GraniteShares, a new kind of ETF company, acquired a U.S. high-income focused ETF strategy that invests in securities structured as pass-through entities.

On Monday, GraniteShares took over the HIPS US High Income ETF (NYSEArca: HIPS) and lowered the management fee on the ETF to 0.70% from 1.47%.

The GraniteShares HIPS US High Income ETF will try to reflect the performance of the TFMS HIPS 300 Index, which includes a basket of securities structured as pass-through entities such as master-limited partnerships, real estate investment trusts, closed-end funds and business development companies.

MLPs profit off the quantity of oil and natural gas they are able to move around. An MLP provides income potential as the firms typically pay out the majority of operating cash to investors on a quarterly basis.

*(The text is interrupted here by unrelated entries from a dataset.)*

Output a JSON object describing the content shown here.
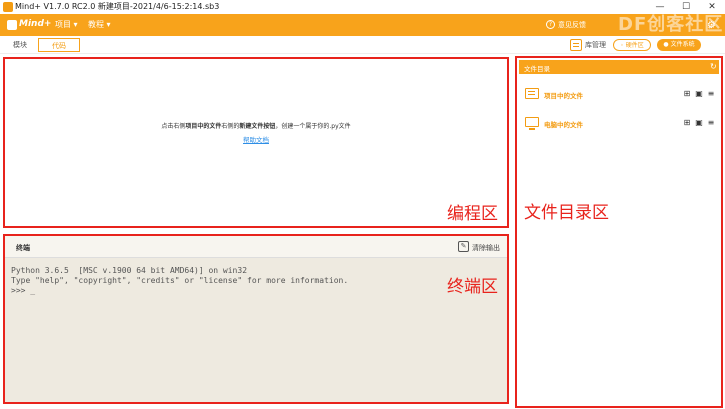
{
  "window": {
    "title": "Mind+ V1.7.0 RC2.0   新建项目-2021/4/6-15:2:14.sb3",
    "minimize": "—",
    "maximize": "☐",
    "close": "✕"
  },
  "menubar": {
    "logo_text": "Mind+",
    "items": [
      {
        "label": "项目 ▾"
      },
      {
        "label": "教程 ▾"
      }
    ],
    "right_text": "意见反馈",
    "watermark": "DF创客社区",
    "icons": {
      "help": "question-circle",
      "settings": "gear"
    }
  },
  "toolbar": {
    "tabs": [
      {
        "label": "模块"
      },
      {
        "label": "代码"
      }
    ],
    "active_tab": "代码",
    "library_label": "库管理",
    "hardware_label": "◦ 硬件区",
    "filesystem_label": "● 文件系统"
  },
  "editor": {
    "hint_prefix": "点击右侧",
    "hint_bold1": "项目中的文件",
    "hint_mid": "右侧的",
    "hint_bold2": "新建文件按钮",
    "hint_suffix": "，创建一个属于你的.py文件",
    "help_link": "帮助文档",
    "zone_label": "编程区"
  },
  "terminal": {
    "title": "终端",
    "clear_label": "清除输出",
    "lines": [
      "Python 3.6.5  [MSC v.1900 64 bit AMD64)] on win32",
      "Type \"help\", \"copyright\", \"credits\" or \"license\" for more information.",
      ">>> _"
    ],
    "zone_label": "终端区"
  },
  "files": {
    "title": "文件目录",
    "rows": [
      {
        "label": "项目中的文件"
      },
      {
        "label": "电脑中的文件"
      }
    ],
    "zone_label": "文件目录区"
  },
  "colors": {
    "accent": "#f8a31b",
    "annotation_red": "#e8231c",
    "link_blue": "#2d8ee6",
    "terminal_bg": "#eeeae0"
  }
}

REITs are securities that trade like a stock and invest in real estate directly through property ownership or mortgages. Consequently, revenue are mainly generated through rents or interest on mortgage loans. To qualify for special tax considerations, the asset also distributes the majority of income, about 90% of taxable profits, to investors as dividends.

Closed-end funds or CEFs are a publicly traded investment company that raised a certain amount of capital once through an initial public offering. The price of the CEF can fluctuate like any other stock listed on an exchange. However, unlike ETFs, a CEF issues a set number of shares, so the CEF can trade at a high premium or discount to its underlying net asset value.